#4 How to make others respect your time at home. Part 3: Learn to say, “No.”

Disclaimer: This advice is for mature adults who tend to lean toward people-pleasing. Obviously, not for life-threatening situations. 🙂 

“No.”

If you aren’t used to saying, “No,” maybe you should give it a try, this week.

Not only that, say it without feeling the need to give 40 excuses for saying, “No.”

Guess what? You will live through it. You may even find it empowering.

“No, that won’t work for me.”

“No, thank you.”

“I appreciate the offer but, I’m not available.”  Gasp!  You don’t even have to tell them what you are doing that has you unavailable.

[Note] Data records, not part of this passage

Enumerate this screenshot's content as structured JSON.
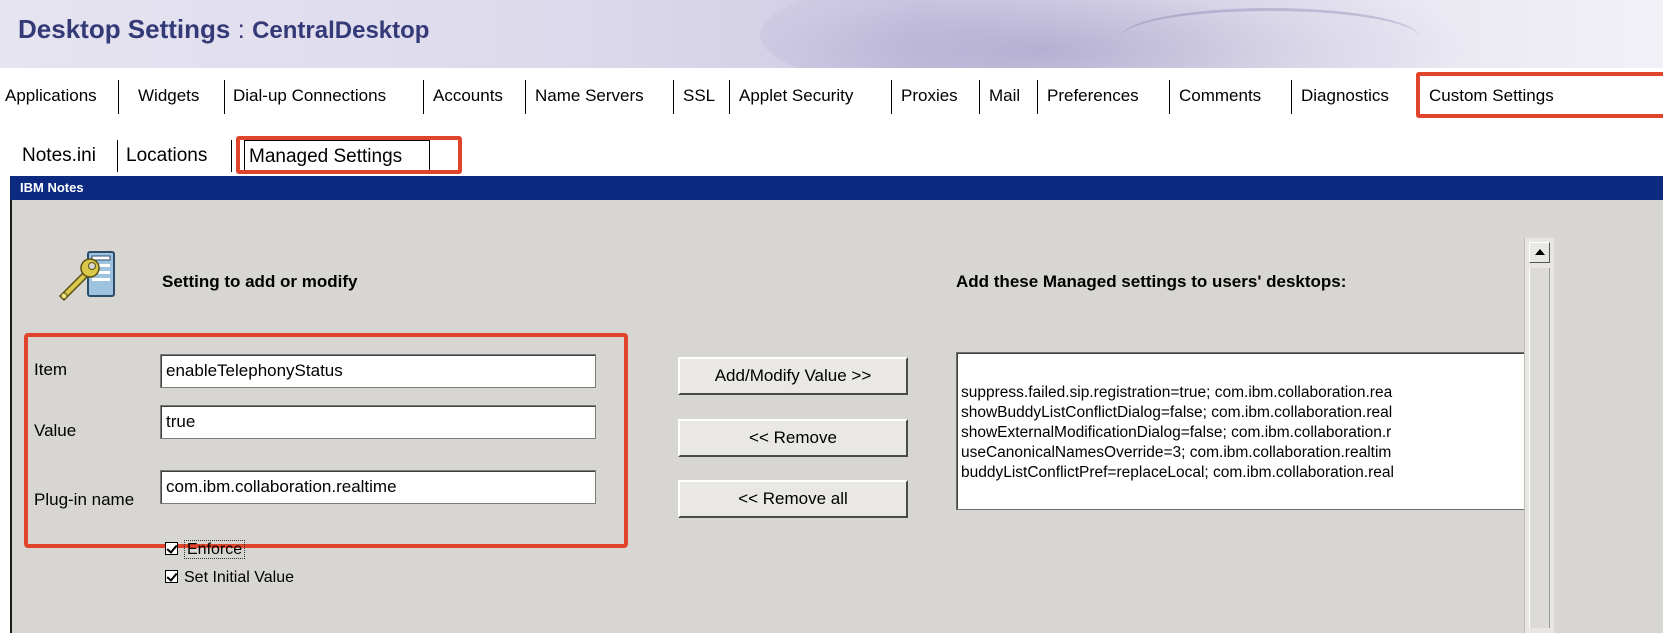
{
  "header": {
    "title": "Desktop Settings",
    "separator": ":",
    "subtitle": "CentralDesktop"
  },
  "top_tabs": [
    {
      "label": "Applications"
    },
    {
      "label": "Widgets"
    },
    {
      "label": "Dial-up Connections"
    },
    {
      "label": "Accounts"
    },
    {
      "label": "Name Servers"
    },
    {
      "label": "SSL"
    },
    {
      "label": "Applet Security"
    },
    {
      "label": "Proxies"
    },
    {
      "label": "Mail"
    },
    {
      "label": "Preferences"
    },
    {
      "label": "Comments"
    },
    {
      "label": "Diagnostics"
    },
    {
      "label": "Custom Settings"
    }
  ],
  "sub_tabs": [
    {
      "label": "Notes.ini"
    },
    {
      "label": "Locations"
    },
    {
      "label": "Managed Settings"
    }
  ],
  "panel": {
    "title": "IBM Notes",
    "setting_heading": "Setting to add or modify",
    "list_heading": "Add these Managed settings to users' desktops:"
  },
  "fields": {
    "item_label": "Item",
    "item_value": "enableTelephonyStatus",
    "value_label": "Value",
    "value_value": "true",
    "plugin_label": "Plug-in name",
    "plugin_value": "com.ibm.collaboration.realtime"
  },
  "buttons": {
    "add_modify": "Add/Modify Value >>",
    "remove": "<< Remove",
    "remove_all": "<< Remove all"
  },
  "checkboxes": {
    "enforce": "Enforce",
    "set_initial": "Set Initial Value"
  },
  "managed_list": [
    "suppress.failed.sip.registration=true; com.ibm.collaboration.rea",
    "showBuddyListConflictDialog=false; com.ibm.collaboration.real",
    "showExternalModificationDialog=false; com.ibm.collaboration.r",
    "useCanonicalNamesOverride=3; com.ibm.collaboration.realtim",
    "buddyListConflictPref=replaceLocal; com.ibm.collaboration.real"
  ],
  "colors": {
    "title_color": "#343a78",
    "highlight": "#e0452c",
    "panel_bar": "#0b2a80",
    "panel_bg": "#d8d6d2"
  }
}
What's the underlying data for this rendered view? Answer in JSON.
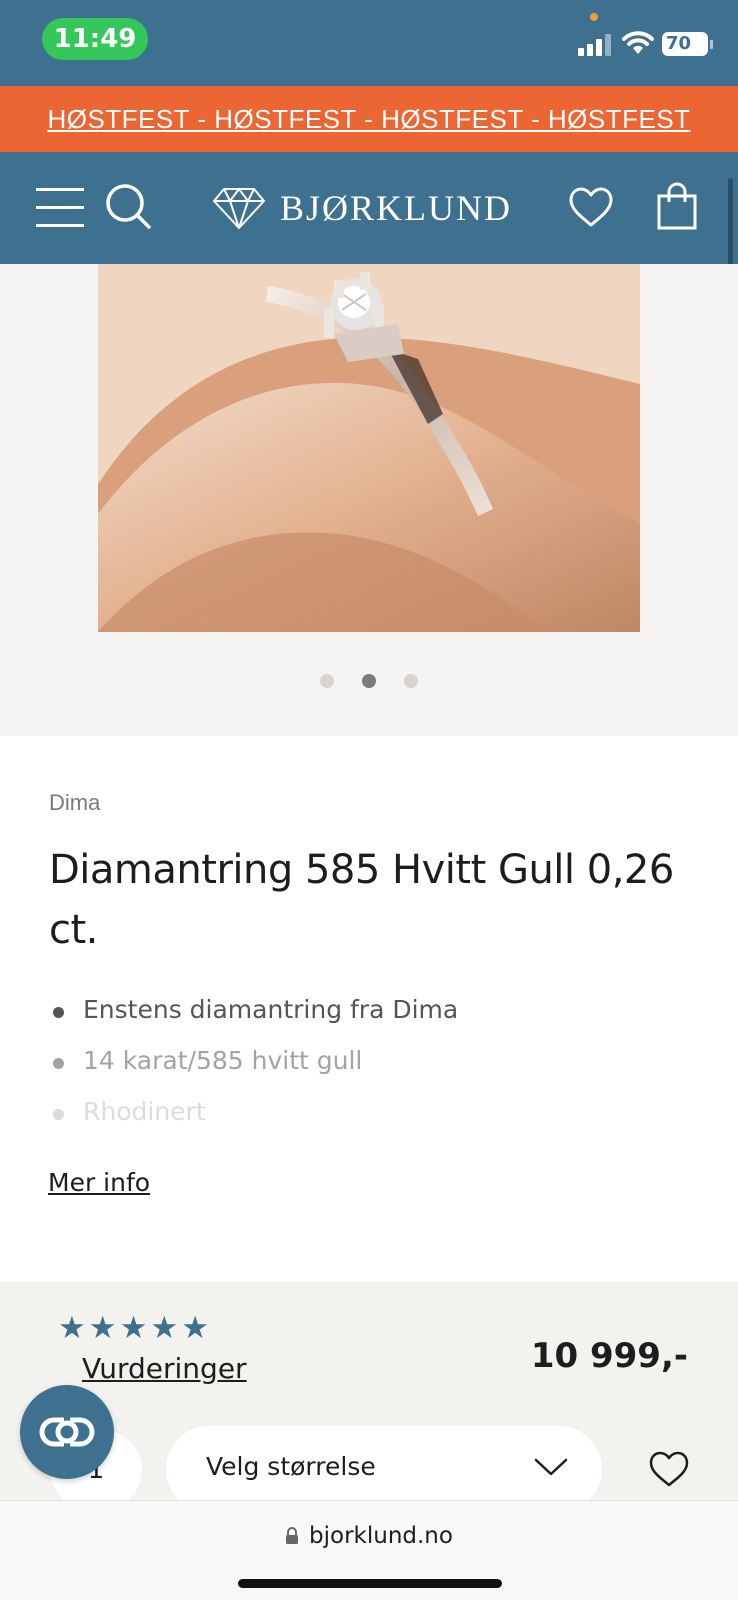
{
  "status_bar": {
    "time": "11:49",
    "battery": "70"
  },
  "promo": {
    "text": "HØSTFEST - HØSTFEST - HØSTFEST - HØSTFEST"
  },
  "header": {
    "logo_text": "BJØRKLUND"
  },
  "gallery": {
    "dot_count": 3,
    "active_dot": 2
  },
  "product": {
    "brand": "Dima",
    "title": "Diamantring 585 Hvitt Gull 0,26 ct.",
    "features": [
      "Enstens diamantring fra Dima",
      "14 karat/585 hvitt gull",
      "Rhodinert"
    ],
    "more_info": "Mer info",
    "rating_stars": 5,
    "reviews_label": "Vurderinger",
    "price": "10 999,-",
    "quantity": "1",
    "size_placeholder": "Velg størrelse"
  },
  "browser": {
    "url": "bjorklund.no"
  },
  "colors": {
    "brand_blue": "#3e7090",
    "promo_orange": "#ec6634",
    "status_green": "#34c759"
  }
}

My schedule and planning help me tremendously. Even when I’m mostly home with what may seem to others “not much to do” – I’m busy planning events, learning new skills, preparing for the next stage in life, organizing my daughter’s homeschooling, and more. It is easy to leave all of this off my calendar and see a whole bunch of free days, but what happens is anything I should have been doing now jumps into the next day where I wake up and already feel behind. The best way for me, personally, to fix this is to schedule things out. Some days, I list my top three things to do, and I don’t put times on them. Other days, I time things out (padded well, to keep me calm).

Along with our family calendar/google calendar, I use a composition notebook to keep me on track and organized. I’ll share a bit in my next post.

Do I always say, “No,”?  Not exactly, I am simply choosy about the who/what/where/whens in my life.

Having my schedule/goals figured out in advance, provides me with boundaries to know when saying, “No,” will ultimately bring me peace.